SSP sustainability will likely improve as SSP resource costs decrease, increasing remaining margins from sealant reimbursement fees. SSElabor cost and SSEtime are validated efficiency metrics calculated and reported in SEALS. 13 SSPs can use our findings to gauge their efficiency relative to other programs and assess how program size and using a dentist as a dental provider contribute to efficiency.
Strengths and Limitations
A strength of our study was that we analyzed a trimmed, large sample that included 144 data observations from 76 unique SSPs that operated in 12 states and delivered sealants to 58 664 students. This study also had several limitations. First, we used a convenience sample that could have resulted in reporting bias (eg, participating SSPs may be systematically different from nonparticipating SSPs). Second, our study had data quality issues. Incomplete or likely erroneous data entry necessitated trimming 10% of the sample to adjust for outlier values. Third, because SEALS was designed to minimize the burden of data entry, the SSEtime measure lacked specificity to identify sources of excess school time (eg, setup time, waiting time). Finally, because our analysis focused on program time and costs associated only with labor at a school, our findings do not include additional time and costs associated with supplies, equipment, and travel.
Conclusion
SSPs perform an important function by providing access to an equitable, proven, and cost-effective intervention to prevent tooth decay among children at elevated risk of decay who are otherwise unlikely to receive sealants. 9 Our findings suggest that the resource costs to deliver sealants in school settings are lower than those incurred in clinical settings and that SSPs could generate substantial cost savings during a 4-year period.

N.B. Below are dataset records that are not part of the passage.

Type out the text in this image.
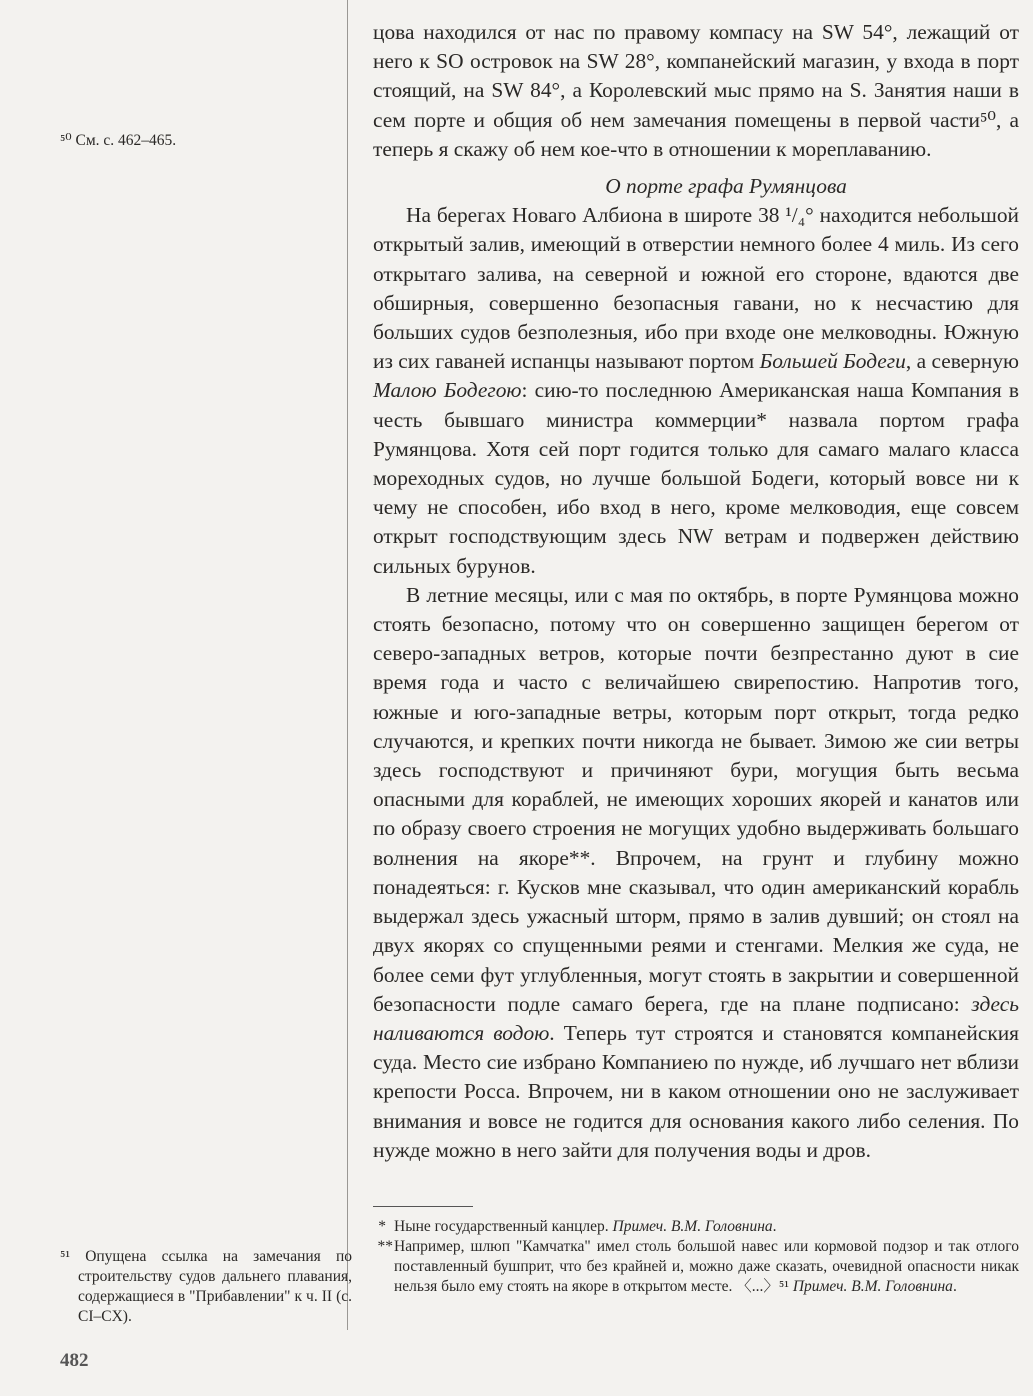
⁵⁰ См. с. 462–465.

цова находился от нас по правому компасу на SW 54°, лежащий от него к SO островок на SW 28°, компанейский магазин, у входа в порт стоящий, на SW 84°, а Королевский мыс прямо на S. Занятия наши в сем порте и общия об нем замечания помещены в первой части⁵⁰, а теперь я скажу об нем кое-что в отношении к мореплаванию.

О порте графа Румянцова

На берегах Новаго Албиона в широте 38 ¹/₄° находится небольшой открытый залив, имеющий в отверстии немного более 4 миль. Из сего открытаго залива, на северной и южной его стороне, вдаются две обширныя, совершенно безопасныя гавани, но к несчастию для больших судов безполезныя, ибо при входе оне мелководны. Южную из сих гаваней испанцы называют портом Большей Бодеги, а северную Малою Бодегою: сию-то последнюю Американская наша Компания в честь бывшаго министра коммерции* назвала портом графа Румянцова. Хотя сей порт годится только для самаго малаго класса мореходных судов, но лучше большой Бодеги, который вовсе ни к чему не способен, ибо вход в него, кроме мелководия, еще совсем открыт господствующим здесь NW ветрам и подвержен действию сильных бурунов.

В летние месяцы, или с мая по октябрь, в порте Румянцова можно стоять безопасно, потому что он совершенно защищен берегом от северо-западных ветров, которые почти безпрестанно дуют в сие время года и часто с величайшею свирепостию. Напротив того, южные и юго-западные ветры, которым порт открыт, тогда редко случаются, и крепких почти никогда не бывает. Зимою же сии ветры здесь господствуют и причиняют бури, могущия быть весьма опасными для кораблей, не имеющих хороших якорей и канатов или по образу своего строения не могущих удобно выдерживать большаго волнения на якоре**. Впрочем, на грунт и глубину можно понадеяться: г. Кусков мне сказывал, что один американский корабль выдержал здесь ужасный шторм, прямо в залив дувший; он стоял на двух якорях со спущенными реями и стенгами. Мелкия же суда, не более семи фут углубленныя, могут стоять в закрытии и совершенной безопасности подле самаго берега, где на плане подписано: здесь наливаются водою. Теперь тут строятся и становятся компанейския суда. Место сие избрано Компаниею по нужде, иб лучшаго нет вблизи крепости Росса. Впрочем, ни в каком отношении оно не заслуживает внимания и вовсе не годится для основания какого либо селения. По нужде можно в него зайти для получения воды и дров.

* Ныне государственный канцлер. Примеч. В.М. Головнина.

** Например, шлюп "Камчатка" имел столь большой навес или кормовой подзор и так отлого поставленный бушприт, что без крайней и, можно даже сказать, очевидной опасности никак нельзя было ему стоять на якоре в открытом месте. 〈...〉⁵¹ Примеч. В.М. Головнина.

⁵¹ Опущена ссылка на замечания по строительству судов дальнего плавания, содержащиеся в "Прибавлении" к ч. II (с. CI–CX).
482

Furthermore, our findings suggest that SSP efficiency could increase by maximizing the ratio of number of students sealed to the time spent per school visit and from using nondentist dental operators when possible.
Footnotes
Declaration of Conflicting Interests
The authors declared no potential conflicts of interest with respect to the research, authorship, and/or publication of this article.
Funding
The authors received no financial support for the research, authorship, and/or publication of this article.
ORCID iDs
Disclaimer
The opinions expressed in this article do not reflect the opinions of the US Department of Health and Human Services, the US Public Health Service, or the Centers for Disease Control and Prevention.